İbrahim-Memduha Sessevmez: Nerede bir güler yüz görsem, nerede bir hummalı çalışma görsem, nerede bir başarıya tanık olsam, nerede bir güzellik görsem “İşte Atatürk” derim hep. Bu sadece benim duygularım değil, Atamızın istediklerinin gerçekleşmiş olması bana yaşadığının bir görünüşü gibi gelir. Yokluklar içinde , en güç koşullarda, Kurtuluş Savaşını gerçekleştirdiniz. Onunla da yetinmeyip Anadolu halkını yüz yıl ileri götürecek devrimleri yaşama geçirdiniz. Sadece kendi ülkesini kurtarmak, kendi ulusunu yüceltmekle kalmayıp, yaptıklarınızla dünyaya örnek oldunuz, herkesin takdirini ve sevgisini kazandınız.
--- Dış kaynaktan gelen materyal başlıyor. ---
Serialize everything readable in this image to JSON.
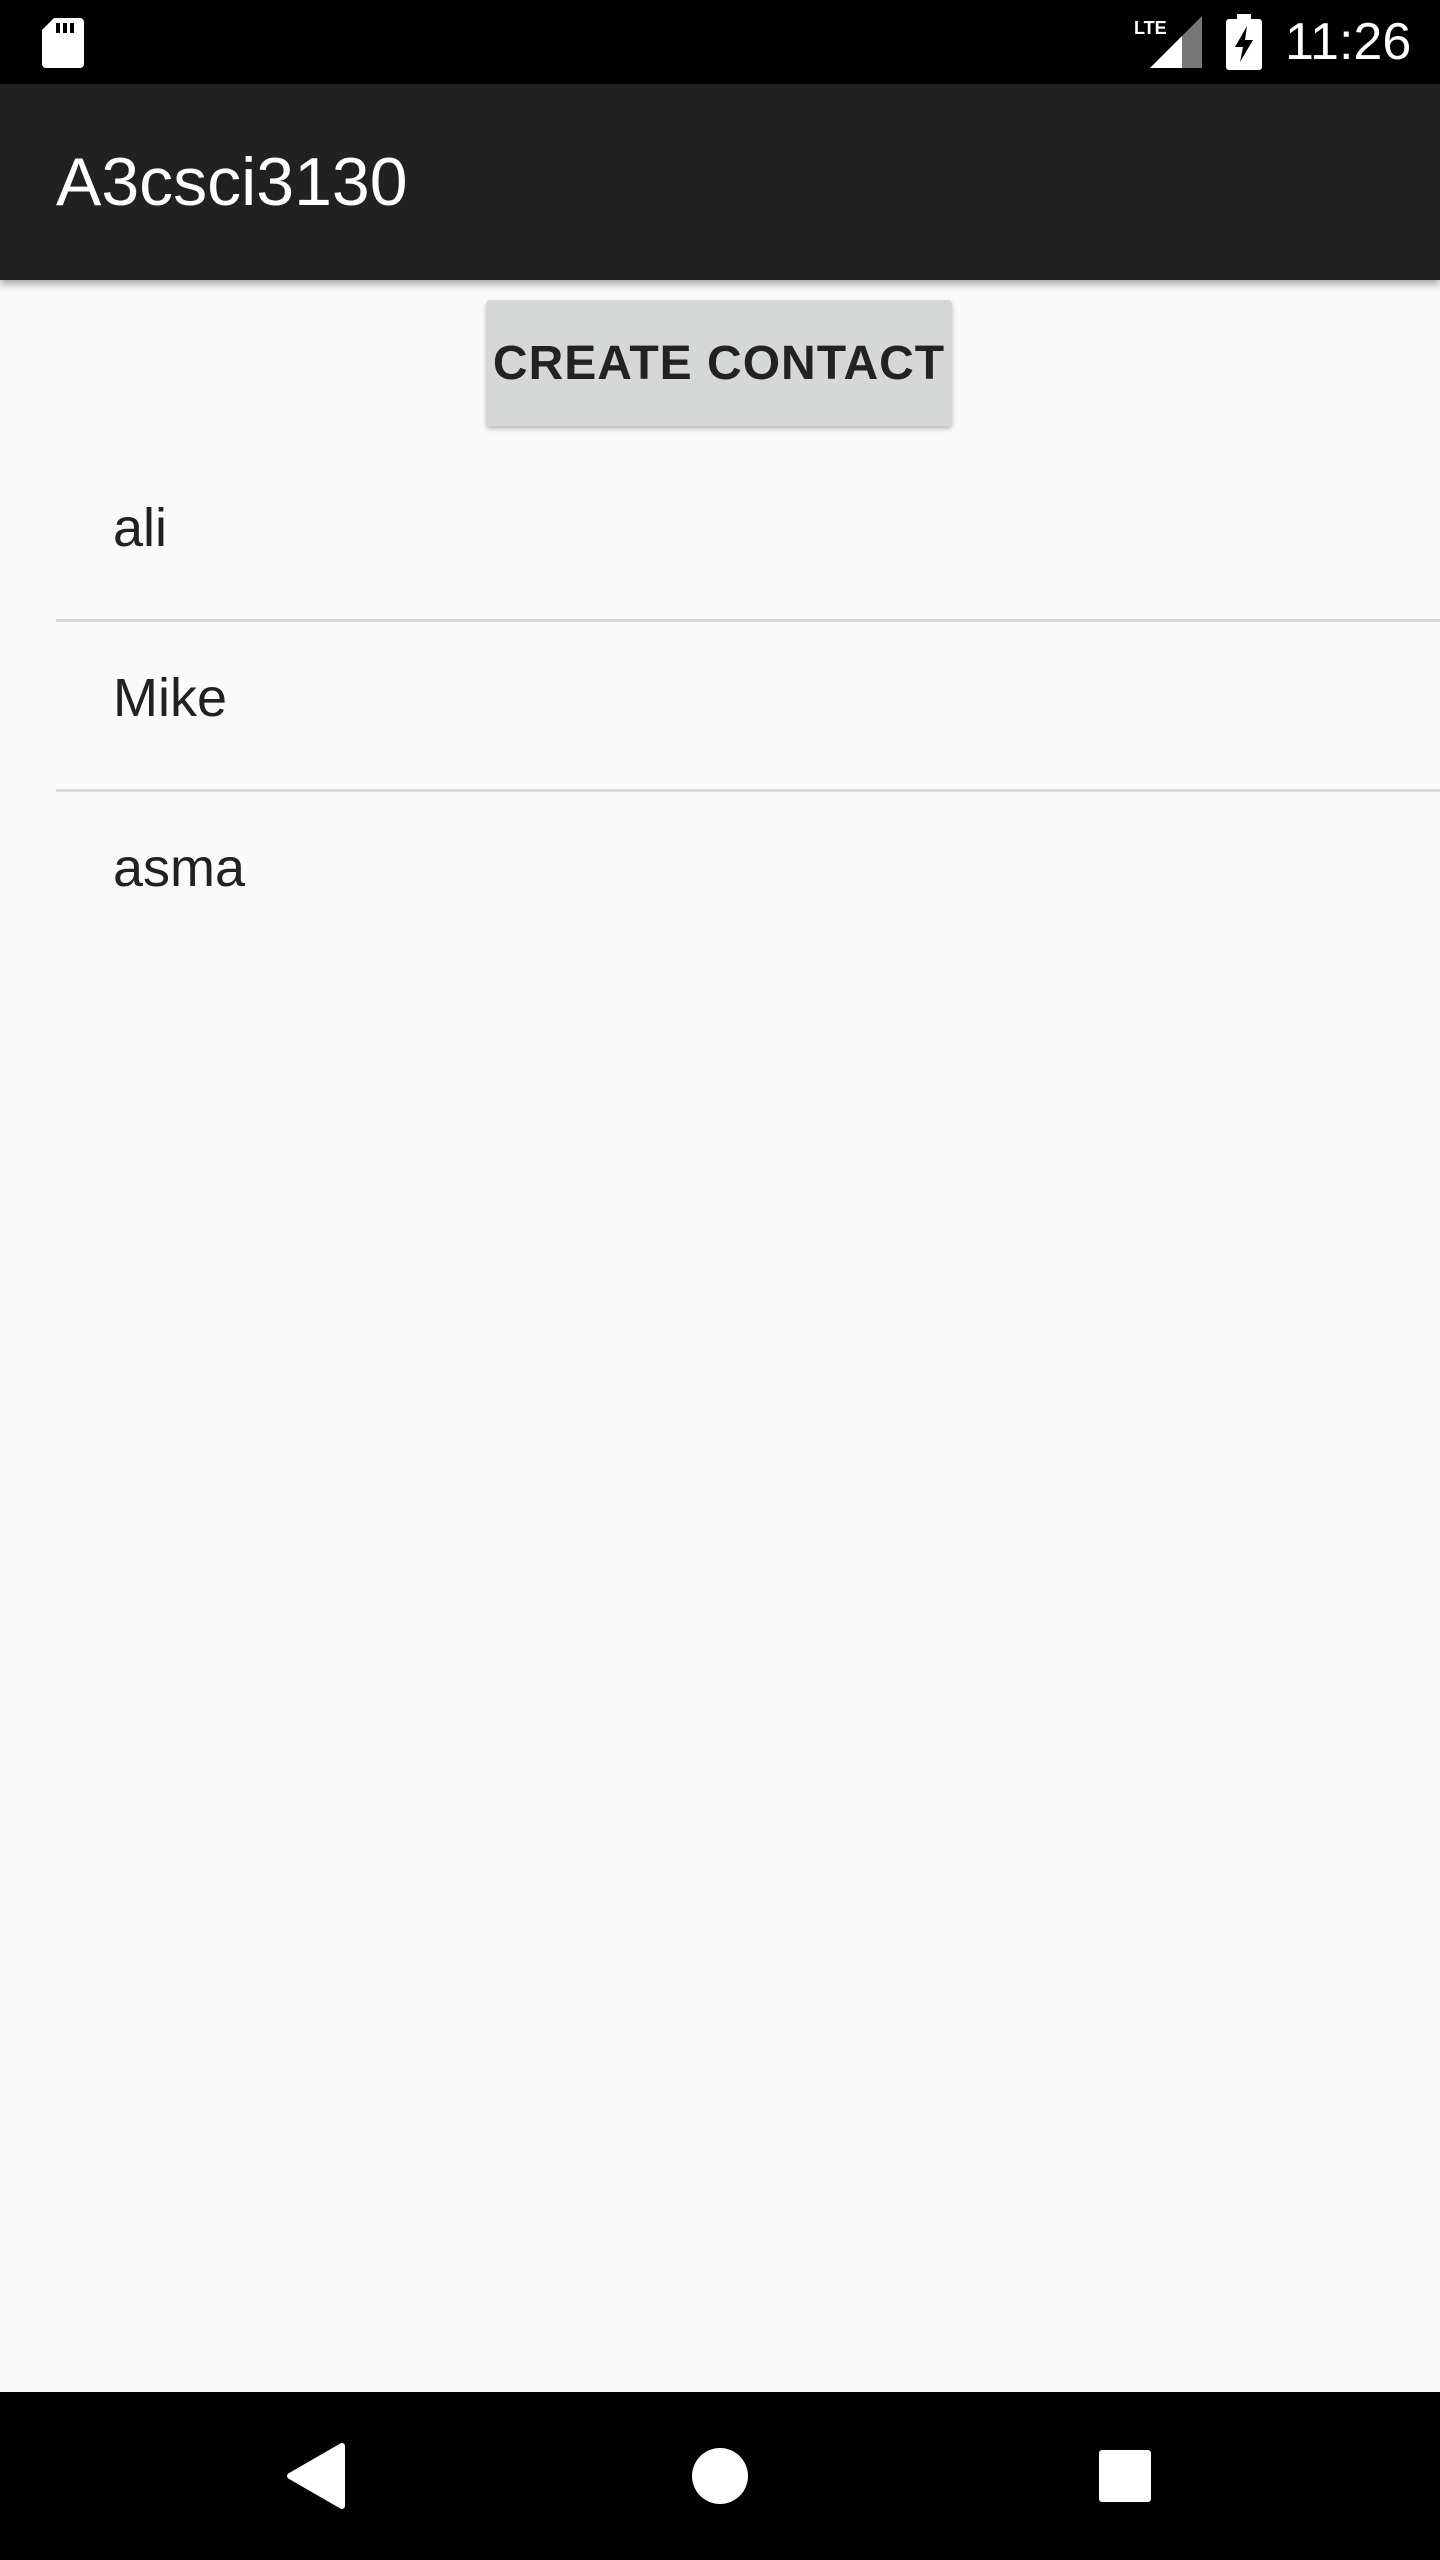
{
  "status_bar": {
    "time": "11:26",
    "network": "LTE",
    "icons": [
      "sd-card-icon",
      "lte-signal-icon",
      "battery-charging-icon"
    ]
  },
  "app_bar": {
    "title": "A3csci3130"
  },
  "actions": {
    "create_contact_label": "CREATE CONTACT"
  },
  "contacts": [
    {
      "name": "ali"
    },
    {
      "name": "Mike"
    },
    {
      "name": "asma"
    }
  ],
  "nav_bar": {
    "icons": [
      "back-icon",
      "home-icon",
      "recents-icon"
    ]
  },
  "colors": {
    "status_bar": "#000000",
    "app_bar": "#212121",
    "background": "#fafafa",
    "button": "#d6d7d7",
    "divider": "#d9d9d9",
    "text": "#212121"
  }
}
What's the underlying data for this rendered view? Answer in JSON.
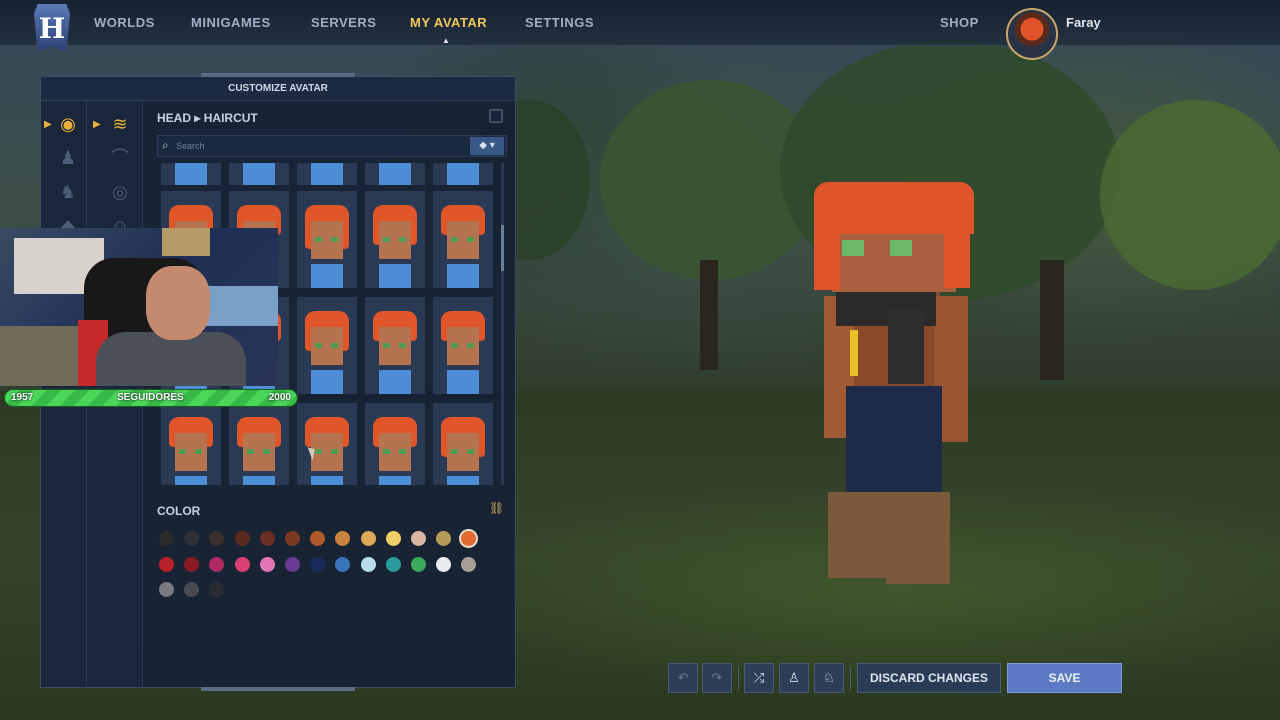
{
  "nav": {
    "logo_letter": "H",
    "items": [
      {
        "label": "WORLDS",
        "active": false
      },
      {
        "label": "MINIGAMES",
        "active": false
      },
      {
        "label": "SERVERS",
        "active": false
      },
      {
        "label": "MY AVATAR",
        "active": true
      },
      {
        "label": "SETTINGS",
        "active": false
      }
    ],
    "shop_label": "SHOP",
    "user_name": "Faray"
  },
  "panel": {
    "title": "CUSTOMIZE AVATAR",
    "breadcrumb": {
      "category": "HEAD",
      "separator": "▸",
      "subcategory": "HAIRCUT"
    },
    "search_placeholder": "Search",
    "filter_icon": "tag-filter-icon",
    "color_label": "COLOR",
    "selected_color": "#e06a30",
    "colors": [
      "#2a2a2a",
      "#303038",
      "#3a2f2d",
      "#5a2a1c",
      "#6a2e22",
      "#7a3a22",
      "#b05a2c",
      "#c9853e",
      "#e0a95a",
      "#f0cf68",
      "#d8b6a0",
      "#b79a5a",
      "#e06a30",
      "#b8202a",
      "#8a1a24",
      "#b02a64",
      "#d84074",
      "#e276b4",
      "#6a3a94",
      "#1a2a5a",
      "#3a74b8",
      "#b8dce8",
      "#2a9a9a",
      "#3aaa5a",
      "#e8ecf0",
      "#a8a096",
      "#7a7a80",
      "#4a4a52",
      "#2a2a32"
    ]
  },
  "stream": {
    "followers_current": "1957",
    "followers_label": "SEGUIDORES",
    "followers_goal": "2000",
    "followers_progress": 0.9785
  },
  "toolbar": {
    "undo_icon": "undo-icon",
    "redo_icon": "redo-icon",
    "shuffle_icon": "shuffle-icon",
    "discard_label": "DISCARD CHANGES",
    "save_label": "SAVE"
  },
  "colors": {
    "accent": "#f0c85a",
    "save": "#5c7ac4",
    "panel": "#172234"
  }
}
Sakine Kıran: Kurduğun Cumhuriyetin 90. yılında özlemle Sana geliyoruz. Inkılaplarının, ilkelerinin izinden gitmeye gayret ederek, Türkiye’yi yaşatmaya çalışıyoruz. Tıpkı Gençliğe Hitabe’de dediğin gibi “dahili ve harici bedhahlar” sahnedeler şimdi. Ama hiç merak etme Atam! Sen bu ülkeyi yoktan var ettin, çağdaş medeniyetler seviyesine ulaştırmak en büyük gayendi. Bizler Senin bu gayeni gerçekleştirmek için varımızla yoğumuzla çalışyoruz ve çalışmaya da devam edeceğiz.
Rukiye Salmanoğlu: Sevgili Atatürk tam 75 yıl oldu bizi boynu bükük bırakıp gideli. Ama biz Seni unutmadık, unutmayacağız, değil 75 , 750 yılda geçse Seni kalbimizde, Seni aramızda yaşatacağız sonsuza dek. Bugün bağımsız bir ülkede, hür ve özgür olarak yaşıyorsak Atam, bugün bir kadın olarak seçme, seçilme hakkına sahipsek Atam bunları Sana borçluyuz. Bugün Anıtkabir’e gideceğiz. Gözyaşı döküp ağlamak için değil. Yas tutup başımızı öne eğmek için değil. İngiltere Başbakanının Çanakkale Zaferinden sonra söylediği gibi,”Bir dahi dünyaya 100 yılda bir gelir, o da Türklere nasip oldu”. İşte biz bunun gururunu yaşamak için geliyoruz. Bize emanet ettiğin Cumhuriyeti yaşattığımızı söylemek için, Senin ve Cumhuriyetinin dünya durdukça ilelebet sonsuza kadar yaşatacağımızı haykırmak için Sana geliyoruz.
Gülay-Şükran Er: Senin doğuşun bu dünyada en güzel doğumdur. ATAM. Senin mavi gözlerinin ardındaki bir vatanmış ATAM. O altın sarısı saçların, masmavi gözlerinle tanıdık Seni, bu vatan için silah arkadaşlarınla ölümüne savaştın. Senin aklın, sevgin ve yüreğinle hepimizin gönlünde taht kurmayı başardın.